Interaction detection methods should include multiple complementary techniques. Co-immunoprecipitation with antibodies against specific subunits can identify interacting partners. Pull-down assays using affinity-tagged subunits followed by mass spectrometry identify interaction components. For quantitative interaction analysis, microscale thermophoresis or surface plasmon resonance provides binding affinity measurements. Structural techniques like chemical cross-linking followed by mass spectrometry map specific interaction interfaces, while native mass spectrometry determines subunit stoichiometry within complexes.

Control experiments are essential—using unrelated membrane proteins to confirm specificity of observed interactions and systematically testing individual subunit omissions to identify essential components for complex formation. Finally, functional validation ensures that observed interactions are physiologically relevant, typically through reconstitution of subunit combinations in liposomes and measurement of activity (proton translocation, ATP synthesis) to correlate structural interactions with function.

How should researchers interpret contradictory results between in vitro and in vivo studies of Lactobacillus casei atpE?

When faced with contradictory results between in vitro and in vivo studies of L. casei atpE, researchers should adopt a systematic approach to reconcile these differences. First, consider the experimental context differences: in vitro systems lack the complex cellular environment, including interacting proteins, metabolites, and native membrane composition, which may be essential for proper function. In contrast, in vivo systems present challenges in controlling variables and isolating specific effects attributable to atpE.

Researchers should examine protein modification differences—post-translational modifications present in vivo may be absent in recombinant systems, affecting protein function . Mass spectrometry comparison of native and recombinant protein can identify such differences. The lipid environment significantly impacts membrane protein function; in vitro reconstitution experiments should be conducted with lipid compositions mimicking the native L. casei membrane to minimize this variable.

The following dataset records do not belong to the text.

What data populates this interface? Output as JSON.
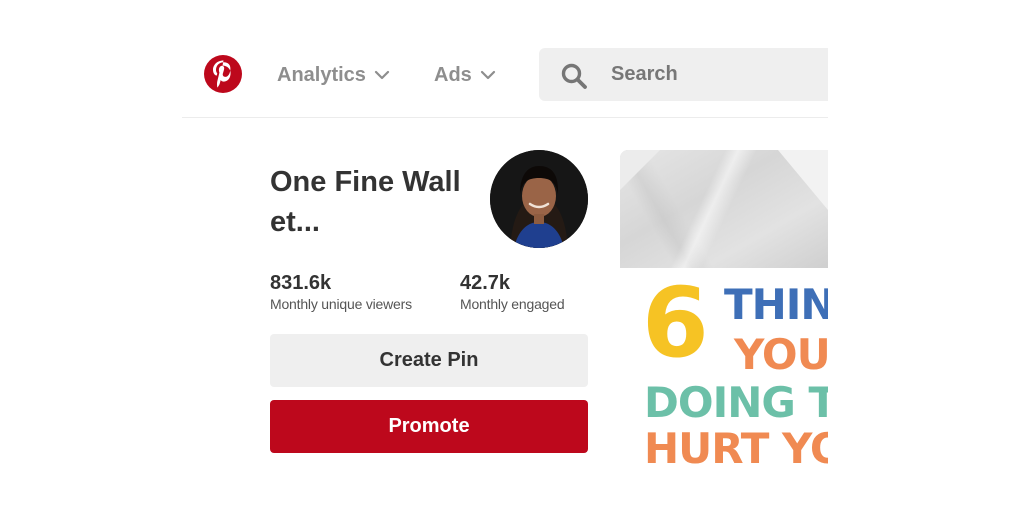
{
  "header": {
    "logo_icon": "pinterest-logo",
    "nav": [
      {
        "label": "Analytics",
        "icon": "chevron-down-icon"
      },
      {
        "label": "Ads",
        "icon": "chevron-down-icon"
      }
    ],
    "search": {
      "placeholder": "Search",
      "value": "",
      "icon": "search-icon"
    }
  },
  "profile": {
    "name_line1": "One Fine Wall",
    "name_line2": "et...",
    "avatar_icon": "avatar",
    "stats": [
      {
        "value": "831.6k",
        "label": "Monthly unique viewers"
      },
      {
        "value": "42.7k",
        "label": "Monthly engaged"
      }
    ]
  },
  "actions": {
    "create_label": "Create Pin",
    "promote_label": "Promote"
  },
  "pin": {
    "number": "6",
    "line1": "THIN",
    "line2": "YOU",
    "line3": "DOING TH",
    "line4": "HURT YO"
  },
  "colors": {
    "brand": "#bd081c",
    "button_gray": "#efefef",
    "text": "#333333",
    "nav_text": "#8e8e8e"
  }
}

When studying protein-protein interactions, recognize that in vitro studies may miss transient or weak interactions that occur in the cellular context. Conversely, overexpression in vivo may create non-physiological interactions. Cross-validation using complementary techniques helps address these limitations—for example, confirming in vitro binding studies with in vivo co-immunoprecipitation or fluorescence resonance energy transfer (FRET) experiments.

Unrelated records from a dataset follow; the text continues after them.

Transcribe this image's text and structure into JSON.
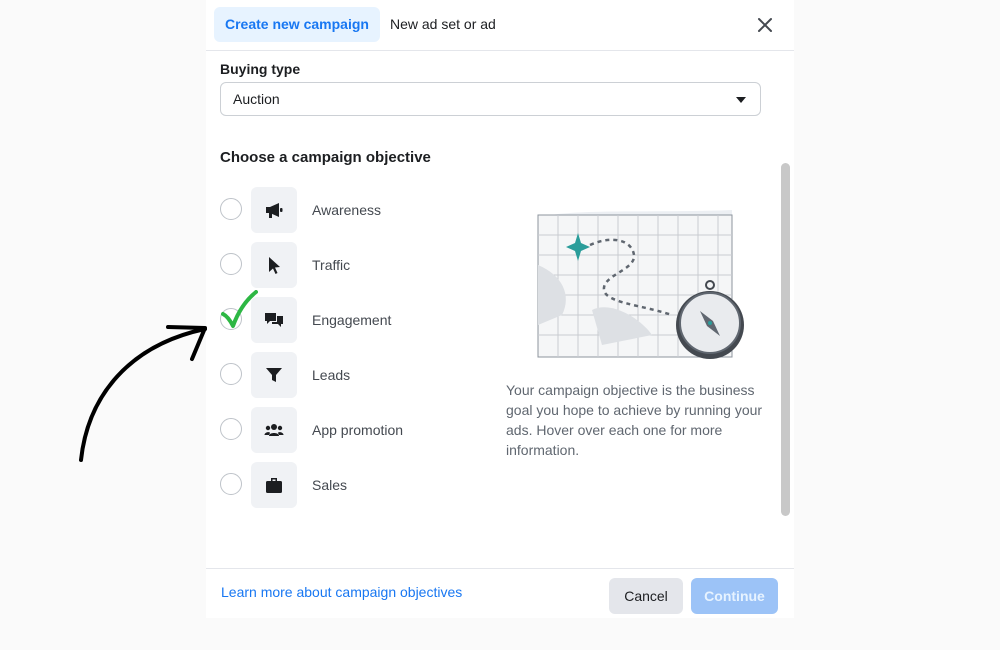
{
  "tabs": [
    {
      "label": "Create new campaign",
      "active": true
    },
    {
      "label": "New ad set or ad",
      "active": false
    }
  ],
  "buying_type": {
    "label": "Buying type",
    "value": "Auction"
  },
  "objective": {
    "heading": "Choose a campaign objective",
    "options": [
      {
        "label": "Awareness",
        "icon": "megaphone-icon"
      },
      {
        "label": "Traffic",
        "icon": "cursor-icon"
      },
      {
        "label": "Engagement",
        "icon": "chat-bubbles-icon",
        "annotated": true
      },
      {
        "label": "Leads",
        "icon": "funnel-icon"
      },
      {
        "label": "App promotion",
        "icon": "people-icon"
      },
      {
        "label": "Sales",
        "icon": "briefcase-icon"
      }
    ],
    "description": "Your campaign objective is the business goal you hope to achieve by running your ads. Hover over each one for more information."
  },
  "footer": {
    "learn_more": "Learn more about campaign objectives",
    "cancel": "Cancel",
    "continue": "Continue"
  },
  "colors": {
    "accent": "#1877f2",
    "annotation_check": "#2db744",
    "annotation_arrow": "#000000"
  }
}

For functional studies, differences in energy state and ion gradients between in vitro and in vivo conditions can lead to contradictory results. Researchers should carefully control and match electrochemical parameters when possible. When contradictions persist, developing intermediate systems like spheroplasts or right-side-out membrane vesicles can bridge the gap between fully isolated protein and intact cells. Finally, genetic approaches such as site-directed mutagenesis followed by both in vitro characterization and in vivo complementation assays provide powerful tools to reconcile contradictory results by linking specific molecular features to observed phenotypes.